In the lunatic asylum that the Democrat party has become, Capuano is an outpatient. And that’s just not good enough anymore.
They’re swooning over Pressley. She wants to abolish ICE. She’s not from Massachusetts – just like the fake Indian, Katherine Clark, Deval Patrick, Barney Frank, Sheriff Tompkins and everyone who is anyone in Massachusetts Democracy.
Don’t these fools understand – if the Democrats win back the House in November, and Capuano is reelected, he takes over as chairman of the Transportation Committee.
I get that Democrat primary voters don’t care about roads – if you have a trust fund, which they all do, you’re not sweating the morning commute. But guess what – Capuano could get them a lot of federal money for their precious bike paths. Yes, bike paths!
If only he had one or two even semi-normal towns in his district – Belmont, say, or Watertown.
Sorry Mike, but I’m doing my best – I’m getting you those two votes in Ward 2 you weren’t counting on.
Then there’s Secretary of State Bill Galvin. He’s even more unacceptable than Capuano – he’s full-blooded Irish. The guy he’s running against is on the Boston City Council, like Ayanna. Josh Zakim has missed voting in 15 or 16 elections. Think about that one – the guy who wants to enforce election laws can’t actually be bothered getting to the polls himself.
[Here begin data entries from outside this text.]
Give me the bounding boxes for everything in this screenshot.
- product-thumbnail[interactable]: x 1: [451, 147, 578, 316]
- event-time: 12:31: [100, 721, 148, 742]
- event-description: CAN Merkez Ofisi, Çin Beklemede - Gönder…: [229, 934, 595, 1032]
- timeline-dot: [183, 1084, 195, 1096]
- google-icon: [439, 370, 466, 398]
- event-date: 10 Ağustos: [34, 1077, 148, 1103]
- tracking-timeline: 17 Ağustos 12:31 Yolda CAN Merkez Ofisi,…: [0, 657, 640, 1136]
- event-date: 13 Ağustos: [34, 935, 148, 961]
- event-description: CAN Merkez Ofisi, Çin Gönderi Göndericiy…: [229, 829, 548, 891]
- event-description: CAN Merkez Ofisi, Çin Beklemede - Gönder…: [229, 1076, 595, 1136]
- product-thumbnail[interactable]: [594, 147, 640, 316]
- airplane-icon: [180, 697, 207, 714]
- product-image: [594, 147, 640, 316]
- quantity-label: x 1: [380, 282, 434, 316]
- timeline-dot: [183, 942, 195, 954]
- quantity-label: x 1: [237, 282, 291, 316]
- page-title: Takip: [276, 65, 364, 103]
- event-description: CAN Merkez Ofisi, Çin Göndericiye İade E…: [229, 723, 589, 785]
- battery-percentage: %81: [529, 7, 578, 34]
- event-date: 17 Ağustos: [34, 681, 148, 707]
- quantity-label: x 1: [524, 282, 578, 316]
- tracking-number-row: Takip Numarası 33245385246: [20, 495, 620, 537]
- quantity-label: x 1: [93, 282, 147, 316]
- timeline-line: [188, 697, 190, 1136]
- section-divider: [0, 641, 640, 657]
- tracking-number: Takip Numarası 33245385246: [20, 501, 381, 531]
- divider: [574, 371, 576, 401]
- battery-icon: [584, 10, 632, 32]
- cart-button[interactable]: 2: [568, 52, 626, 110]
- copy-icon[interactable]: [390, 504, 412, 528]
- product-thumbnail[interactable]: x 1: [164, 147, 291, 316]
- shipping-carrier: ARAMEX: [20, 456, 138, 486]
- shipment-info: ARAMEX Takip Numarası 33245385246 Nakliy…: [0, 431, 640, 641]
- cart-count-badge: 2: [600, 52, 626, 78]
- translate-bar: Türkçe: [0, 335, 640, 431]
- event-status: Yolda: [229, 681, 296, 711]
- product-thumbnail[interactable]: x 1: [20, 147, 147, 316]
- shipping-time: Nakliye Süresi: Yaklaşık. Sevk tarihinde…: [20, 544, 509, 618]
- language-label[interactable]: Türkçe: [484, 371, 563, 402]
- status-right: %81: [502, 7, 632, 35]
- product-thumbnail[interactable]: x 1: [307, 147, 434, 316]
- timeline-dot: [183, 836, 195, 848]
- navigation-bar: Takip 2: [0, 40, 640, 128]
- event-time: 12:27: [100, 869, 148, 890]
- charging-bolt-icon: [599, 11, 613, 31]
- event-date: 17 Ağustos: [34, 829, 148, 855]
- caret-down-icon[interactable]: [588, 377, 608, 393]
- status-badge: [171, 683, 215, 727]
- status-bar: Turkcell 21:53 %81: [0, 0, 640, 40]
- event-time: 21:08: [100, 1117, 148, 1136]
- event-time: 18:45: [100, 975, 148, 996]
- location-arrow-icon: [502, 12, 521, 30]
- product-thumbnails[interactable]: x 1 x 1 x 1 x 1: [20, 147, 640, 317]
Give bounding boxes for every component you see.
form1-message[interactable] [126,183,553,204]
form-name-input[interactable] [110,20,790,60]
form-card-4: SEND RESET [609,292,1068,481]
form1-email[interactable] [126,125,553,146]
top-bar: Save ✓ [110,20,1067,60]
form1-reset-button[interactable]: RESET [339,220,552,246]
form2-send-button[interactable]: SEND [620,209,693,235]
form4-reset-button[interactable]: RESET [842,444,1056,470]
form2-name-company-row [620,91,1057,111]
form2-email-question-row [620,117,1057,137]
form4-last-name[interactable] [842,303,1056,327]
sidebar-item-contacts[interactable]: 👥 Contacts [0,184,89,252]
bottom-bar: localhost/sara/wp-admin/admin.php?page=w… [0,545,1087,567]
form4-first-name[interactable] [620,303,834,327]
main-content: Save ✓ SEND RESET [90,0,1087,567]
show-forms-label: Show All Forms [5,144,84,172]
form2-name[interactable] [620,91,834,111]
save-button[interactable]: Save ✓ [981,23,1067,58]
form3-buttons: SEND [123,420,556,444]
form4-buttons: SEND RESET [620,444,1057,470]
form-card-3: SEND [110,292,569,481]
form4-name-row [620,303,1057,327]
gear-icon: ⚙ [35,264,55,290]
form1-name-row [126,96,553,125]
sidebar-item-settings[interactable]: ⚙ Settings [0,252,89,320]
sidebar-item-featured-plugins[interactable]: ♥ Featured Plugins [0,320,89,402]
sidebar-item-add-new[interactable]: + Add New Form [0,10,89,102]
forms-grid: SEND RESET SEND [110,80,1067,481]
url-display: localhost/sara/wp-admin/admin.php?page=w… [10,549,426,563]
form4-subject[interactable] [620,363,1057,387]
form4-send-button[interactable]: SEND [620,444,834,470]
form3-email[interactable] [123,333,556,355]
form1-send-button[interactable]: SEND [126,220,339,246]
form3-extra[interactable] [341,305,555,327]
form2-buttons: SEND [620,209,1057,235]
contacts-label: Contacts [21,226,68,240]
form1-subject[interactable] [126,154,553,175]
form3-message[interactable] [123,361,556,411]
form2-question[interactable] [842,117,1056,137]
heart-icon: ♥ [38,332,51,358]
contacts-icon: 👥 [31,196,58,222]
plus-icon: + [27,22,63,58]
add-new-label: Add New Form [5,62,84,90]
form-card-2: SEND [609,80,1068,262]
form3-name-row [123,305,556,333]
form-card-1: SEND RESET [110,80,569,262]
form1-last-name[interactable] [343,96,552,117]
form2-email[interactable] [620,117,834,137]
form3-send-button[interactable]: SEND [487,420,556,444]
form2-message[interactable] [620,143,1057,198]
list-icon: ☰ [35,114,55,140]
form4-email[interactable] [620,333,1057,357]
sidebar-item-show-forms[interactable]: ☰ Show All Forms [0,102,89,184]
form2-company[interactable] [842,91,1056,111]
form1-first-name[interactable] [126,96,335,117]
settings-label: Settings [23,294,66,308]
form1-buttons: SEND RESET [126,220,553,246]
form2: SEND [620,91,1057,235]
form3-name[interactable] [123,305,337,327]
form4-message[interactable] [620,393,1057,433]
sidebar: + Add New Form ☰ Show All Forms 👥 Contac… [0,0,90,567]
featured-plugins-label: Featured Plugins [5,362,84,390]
Another funny thing about Josh Zakim. Every time he opens his mouth, I see Steve Grossman’s lips moving.
Then there’s Greg Henning. I don’t know much about him other than that he’s John Henning’s son, but look who he’s running against. Rachel Rollins, who is endorsed by Shaun King, the white guy who claims he’s black – Talcum X, as we call him, or Kareem of Wheat.
Usually Boston pols get elected to office and are then arrested for stealing. Rachel did the reverse – she got arrested out at UMass for stealing and now she wants to be the top elected cop in Suffolk County. She got a CWOF, continued-without-a-finding, just like she was an illegal or something.
The Globe’s got a tingle up its varicose-vein leg about Rachel – all I can figure is, Henning must be Irish too.
Finally, there’s Steve Murphy, way down the ballot. His father was a Boston cop, he went to Boston Latin, he’s married (to a woman) – your Honor, I move for a directed verdict of guilty.
Sunday, I discuss the Republicans, and some local legislative races. And you can trust me, because like Mike Capuano, I’m half-Irish.